Law clerk Hayley May assisted in the preparation of this alert.


1 Boise Cascade Corp. v. Fed. Trade Comm’n, 637 F.2d 573 (9th Cir. 1980) (holding that in the absence of an agreement to fix prices, the FTC must show an actual anticompetitive effect to constitute a violation of Section 5); Official Airline Guides, Inc. v. Fed. Trade Comm’n, 630 F.2d 920 (2d Cir. 1980) (holding that a violation cannot be found where the respondent “does not act coercively”); and E. I. du Pont de Nemours v. Fed. Trade Comm’n (Ethyl), 729 F.2d 128 (2d. Cir. 1984) (holding that “absent a tacit agreement, at least some indicia of oppressiveness must exist, such as, (1) evidence of anticompetitive intent or purpose on the part of the producer charged, or (2) the absence of an independent legitimate business reason for its conduct.”)

2 In 2017 the FTC alleged a standalone Section 5 claim against Qualcomm for using anticompetitive tactics to maintain its monopoly in the supply of a key semiconductor device used in cell phones and other consumer products by charging royalties that amounted to a tax that excluded competition. By excluding competitors, the FTC said, Qualcomm impeded innovation that would offer significant consumer benefits, including those that foster the increased interconnectivity of consumer products, vehicles, buildings, and other items. Thus, by anchoring its allegations in consumer harm, the FTC utilized a traditionally deployed approach to Section 5 enforcement.

3 See, e.g., In re U-Haul Int’l, Inc., File No. 081-0157 (2010); In re Valassis Communs., 2006 FTC LEXIS 25 (2006); In re Stone Container Corp., 125 F.T.C. 853 (1998); In re Precision Moulding Co., 122 F.T.C. 104 (1996).

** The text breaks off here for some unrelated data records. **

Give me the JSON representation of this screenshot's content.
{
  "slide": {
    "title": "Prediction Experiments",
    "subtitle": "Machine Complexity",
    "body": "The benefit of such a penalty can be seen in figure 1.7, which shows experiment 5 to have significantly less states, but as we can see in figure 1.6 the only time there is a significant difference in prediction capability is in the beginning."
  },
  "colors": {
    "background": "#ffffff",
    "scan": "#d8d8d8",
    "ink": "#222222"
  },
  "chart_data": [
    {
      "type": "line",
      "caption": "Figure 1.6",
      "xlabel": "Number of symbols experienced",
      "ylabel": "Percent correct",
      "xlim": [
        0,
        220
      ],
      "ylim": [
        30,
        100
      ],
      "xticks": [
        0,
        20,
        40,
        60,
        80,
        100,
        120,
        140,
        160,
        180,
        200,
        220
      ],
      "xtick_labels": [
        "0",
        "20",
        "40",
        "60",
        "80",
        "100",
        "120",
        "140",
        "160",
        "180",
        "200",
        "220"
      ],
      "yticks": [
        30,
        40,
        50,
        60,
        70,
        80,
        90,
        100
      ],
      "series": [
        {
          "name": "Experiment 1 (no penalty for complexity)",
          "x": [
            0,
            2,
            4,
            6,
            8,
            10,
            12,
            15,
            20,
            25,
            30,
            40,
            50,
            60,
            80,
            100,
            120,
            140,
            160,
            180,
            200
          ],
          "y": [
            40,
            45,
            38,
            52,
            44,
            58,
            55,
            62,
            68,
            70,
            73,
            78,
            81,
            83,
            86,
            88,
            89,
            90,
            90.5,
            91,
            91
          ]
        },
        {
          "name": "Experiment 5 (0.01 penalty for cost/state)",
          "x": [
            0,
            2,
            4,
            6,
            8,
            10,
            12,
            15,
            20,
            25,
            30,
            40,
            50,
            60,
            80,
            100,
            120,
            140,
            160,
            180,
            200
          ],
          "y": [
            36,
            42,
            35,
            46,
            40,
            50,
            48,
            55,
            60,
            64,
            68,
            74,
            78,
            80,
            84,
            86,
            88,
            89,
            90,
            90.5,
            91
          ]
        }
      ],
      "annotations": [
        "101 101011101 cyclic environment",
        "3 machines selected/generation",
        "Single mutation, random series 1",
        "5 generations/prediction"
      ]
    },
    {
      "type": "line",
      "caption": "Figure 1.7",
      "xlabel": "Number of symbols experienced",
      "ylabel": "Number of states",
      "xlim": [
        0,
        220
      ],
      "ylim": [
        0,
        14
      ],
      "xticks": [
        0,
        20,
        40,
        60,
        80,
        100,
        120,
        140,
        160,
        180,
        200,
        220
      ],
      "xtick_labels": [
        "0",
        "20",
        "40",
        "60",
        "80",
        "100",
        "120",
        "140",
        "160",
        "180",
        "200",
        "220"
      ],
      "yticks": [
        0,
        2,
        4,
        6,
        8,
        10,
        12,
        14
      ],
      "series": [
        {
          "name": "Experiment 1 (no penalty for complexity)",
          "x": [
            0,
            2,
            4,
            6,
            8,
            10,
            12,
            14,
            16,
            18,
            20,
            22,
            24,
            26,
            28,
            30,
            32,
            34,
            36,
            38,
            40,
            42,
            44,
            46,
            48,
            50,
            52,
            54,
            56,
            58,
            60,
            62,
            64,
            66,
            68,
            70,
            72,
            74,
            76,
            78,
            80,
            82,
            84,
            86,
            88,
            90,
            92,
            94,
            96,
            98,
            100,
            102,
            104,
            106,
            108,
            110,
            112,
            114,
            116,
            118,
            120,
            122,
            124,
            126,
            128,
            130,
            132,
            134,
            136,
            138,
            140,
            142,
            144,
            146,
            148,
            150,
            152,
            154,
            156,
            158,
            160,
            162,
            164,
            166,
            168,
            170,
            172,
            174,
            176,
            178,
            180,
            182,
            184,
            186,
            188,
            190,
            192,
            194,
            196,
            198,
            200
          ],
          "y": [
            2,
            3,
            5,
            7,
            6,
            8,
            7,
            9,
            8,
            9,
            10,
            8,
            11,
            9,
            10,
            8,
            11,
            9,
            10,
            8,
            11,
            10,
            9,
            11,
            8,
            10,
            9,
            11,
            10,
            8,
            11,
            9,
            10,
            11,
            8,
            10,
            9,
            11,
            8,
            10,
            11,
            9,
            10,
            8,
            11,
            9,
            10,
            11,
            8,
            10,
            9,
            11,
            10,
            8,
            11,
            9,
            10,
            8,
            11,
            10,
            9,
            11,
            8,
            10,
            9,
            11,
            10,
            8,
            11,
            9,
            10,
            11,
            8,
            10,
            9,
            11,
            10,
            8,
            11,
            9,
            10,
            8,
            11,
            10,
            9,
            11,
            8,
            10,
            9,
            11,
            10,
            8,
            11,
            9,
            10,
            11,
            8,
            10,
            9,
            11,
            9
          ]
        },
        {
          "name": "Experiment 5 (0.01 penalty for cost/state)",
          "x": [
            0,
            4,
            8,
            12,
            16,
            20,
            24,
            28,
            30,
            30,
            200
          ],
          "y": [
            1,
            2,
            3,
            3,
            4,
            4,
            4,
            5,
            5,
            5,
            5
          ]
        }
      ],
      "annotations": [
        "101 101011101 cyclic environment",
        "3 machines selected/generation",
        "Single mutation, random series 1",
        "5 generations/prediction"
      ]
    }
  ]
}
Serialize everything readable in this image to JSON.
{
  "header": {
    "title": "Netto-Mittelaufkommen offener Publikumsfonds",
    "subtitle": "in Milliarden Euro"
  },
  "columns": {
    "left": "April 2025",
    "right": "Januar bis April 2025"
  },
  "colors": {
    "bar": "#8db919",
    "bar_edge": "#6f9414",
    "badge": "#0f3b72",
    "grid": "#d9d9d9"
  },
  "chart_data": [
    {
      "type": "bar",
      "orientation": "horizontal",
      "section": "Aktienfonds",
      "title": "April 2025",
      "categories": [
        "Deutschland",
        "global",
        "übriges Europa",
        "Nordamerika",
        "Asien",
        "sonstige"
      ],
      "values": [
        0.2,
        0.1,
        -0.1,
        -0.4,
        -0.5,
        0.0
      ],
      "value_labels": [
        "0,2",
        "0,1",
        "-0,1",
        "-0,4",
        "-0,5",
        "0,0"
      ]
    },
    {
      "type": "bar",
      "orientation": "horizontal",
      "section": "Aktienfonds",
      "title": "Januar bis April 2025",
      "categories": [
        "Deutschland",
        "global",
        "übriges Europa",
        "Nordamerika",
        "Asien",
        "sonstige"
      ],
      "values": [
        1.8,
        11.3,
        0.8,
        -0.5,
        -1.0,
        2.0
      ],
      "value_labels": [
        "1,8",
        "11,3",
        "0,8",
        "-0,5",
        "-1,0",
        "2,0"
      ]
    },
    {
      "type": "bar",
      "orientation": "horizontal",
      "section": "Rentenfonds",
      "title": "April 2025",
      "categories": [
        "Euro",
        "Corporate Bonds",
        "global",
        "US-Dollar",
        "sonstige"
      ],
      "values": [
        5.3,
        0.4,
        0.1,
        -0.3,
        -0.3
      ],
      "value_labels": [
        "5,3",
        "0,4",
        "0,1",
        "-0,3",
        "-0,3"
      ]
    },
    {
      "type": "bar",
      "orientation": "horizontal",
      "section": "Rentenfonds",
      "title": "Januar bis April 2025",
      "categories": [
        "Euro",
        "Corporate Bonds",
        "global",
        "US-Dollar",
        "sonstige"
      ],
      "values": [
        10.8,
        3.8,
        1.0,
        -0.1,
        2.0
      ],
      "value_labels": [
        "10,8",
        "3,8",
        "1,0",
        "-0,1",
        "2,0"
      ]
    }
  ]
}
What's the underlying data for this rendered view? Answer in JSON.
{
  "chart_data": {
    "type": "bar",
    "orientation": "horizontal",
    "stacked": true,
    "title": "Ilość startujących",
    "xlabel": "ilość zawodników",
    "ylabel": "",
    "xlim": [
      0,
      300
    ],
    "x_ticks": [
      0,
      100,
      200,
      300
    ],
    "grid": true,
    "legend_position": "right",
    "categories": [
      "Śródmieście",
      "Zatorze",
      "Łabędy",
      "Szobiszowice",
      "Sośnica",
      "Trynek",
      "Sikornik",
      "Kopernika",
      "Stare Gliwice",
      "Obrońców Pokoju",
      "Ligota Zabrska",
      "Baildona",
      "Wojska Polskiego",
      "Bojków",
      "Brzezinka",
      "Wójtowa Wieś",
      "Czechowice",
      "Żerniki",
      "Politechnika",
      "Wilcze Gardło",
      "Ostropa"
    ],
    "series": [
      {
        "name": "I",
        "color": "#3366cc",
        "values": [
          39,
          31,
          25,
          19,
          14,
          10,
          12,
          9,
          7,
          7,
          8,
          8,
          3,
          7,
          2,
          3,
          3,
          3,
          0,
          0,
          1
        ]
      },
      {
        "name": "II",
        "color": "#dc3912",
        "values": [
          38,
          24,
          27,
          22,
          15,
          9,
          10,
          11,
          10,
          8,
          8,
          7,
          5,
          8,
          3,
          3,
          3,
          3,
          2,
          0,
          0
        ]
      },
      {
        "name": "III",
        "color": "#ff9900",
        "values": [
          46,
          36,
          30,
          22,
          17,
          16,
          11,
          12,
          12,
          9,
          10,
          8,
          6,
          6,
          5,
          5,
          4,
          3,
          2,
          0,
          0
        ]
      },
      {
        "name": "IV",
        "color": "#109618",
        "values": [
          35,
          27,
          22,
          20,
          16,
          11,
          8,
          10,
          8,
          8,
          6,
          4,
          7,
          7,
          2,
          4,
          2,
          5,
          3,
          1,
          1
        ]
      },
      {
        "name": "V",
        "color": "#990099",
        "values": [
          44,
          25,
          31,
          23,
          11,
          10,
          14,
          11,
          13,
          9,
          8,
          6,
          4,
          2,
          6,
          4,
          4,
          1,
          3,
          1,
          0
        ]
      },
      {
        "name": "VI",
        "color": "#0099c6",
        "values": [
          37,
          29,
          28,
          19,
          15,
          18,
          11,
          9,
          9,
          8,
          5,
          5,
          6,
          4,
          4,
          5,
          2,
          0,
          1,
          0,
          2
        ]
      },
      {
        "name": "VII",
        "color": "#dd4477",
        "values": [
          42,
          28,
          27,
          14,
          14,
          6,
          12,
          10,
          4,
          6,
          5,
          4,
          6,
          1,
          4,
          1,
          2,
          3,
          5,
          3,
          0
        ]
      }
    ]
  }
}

4 E.g., Brunswick Corp. v. Pueblo Bowl-O-Mat, Inc., 429 U.S. 477, 488 (1977) (noting that “[t]he antitrust laws … were enacted for ‘the protection of competition not competitors’” (quoting Brown Shoe Co. v. United States, 370 U.S. 294, 320 (1962))).

5 Assistant Attorney General Jonathan Kanter Delivers Remarks at New York City Bar Association’s Milton Handler Lecture (May 18, 2022).